Saturday, March 7, 2009

Shaking All Over

We are leaving today's walk until this afternoon. It looked a bit uncomfortable this morning, heavy showers, and the forecast was for it to clear up, which it has done. Very humid, though.

Just heard from John Brady that another cyclone is sweeping down on Brisbane. No doubt the tail end of it will arrive here a few days later and disrupt the plans of lots of people. That has happened several times while we have been here, with the damage mainly in North Island.

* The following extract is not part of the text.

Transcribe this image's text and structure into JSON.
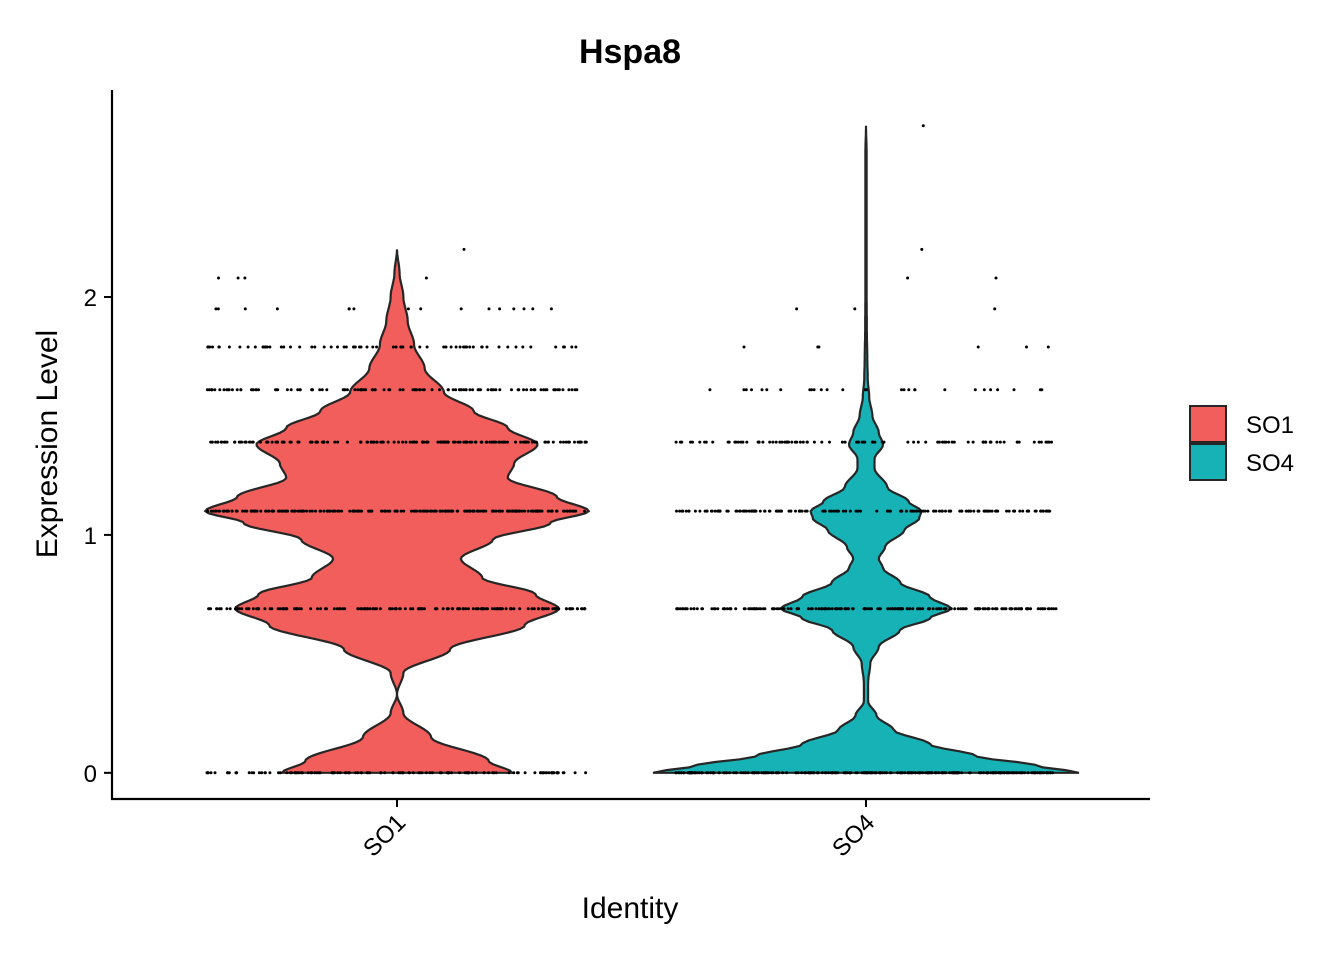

When we leave Hokitaka tomorrow we head north up the West Coast, which is truly spectacular in fine weather. We turn east and inland before we reach Greymouth, which is just as well. The only time we have ever stayed in that town, a tornado destroyed the town centre the following day. We really felt guilty, because on the same trip, we passed through the Misissippi area on the way home and also stayed with our friends in Evansville. Guess what? Not much later Hurricane Katrina happened and also a tornado tore the heart out of a trailer park in Evansville, killing many people. We were really studying the news about everywhere we had been for some time after that, but came to the conclusion that it was all a coincidence.

On our way to Hanmer Springs, we also drive through Reefton, yet another goldrush place (there is a place on a corner plot where bearded prospects will make you a mug of incredibly strong tea and show you how to pan for gold) and Murchison, one of several places which has been flattened by an earthquake during the brief years of European settlement here. There are several earthquakes every day in NZ, most of them undetectable by humans. But NZ is on the Pacific "Ring of Fire" and is always hovering on the brink of another "big one". So why have they built the capital., Wellington, on several fault lines?

We experienced a very strong earthquake on our first visit here in 1995. We had just crossed from South Island to North Island on the ferry and driven 80-90 kms north. The next morning our camper was thrown about very violently. The earthquake was deep below the sound between the two islands and was felt over a very large area. Fortunately this time there was no very serious damage and nobody was killed.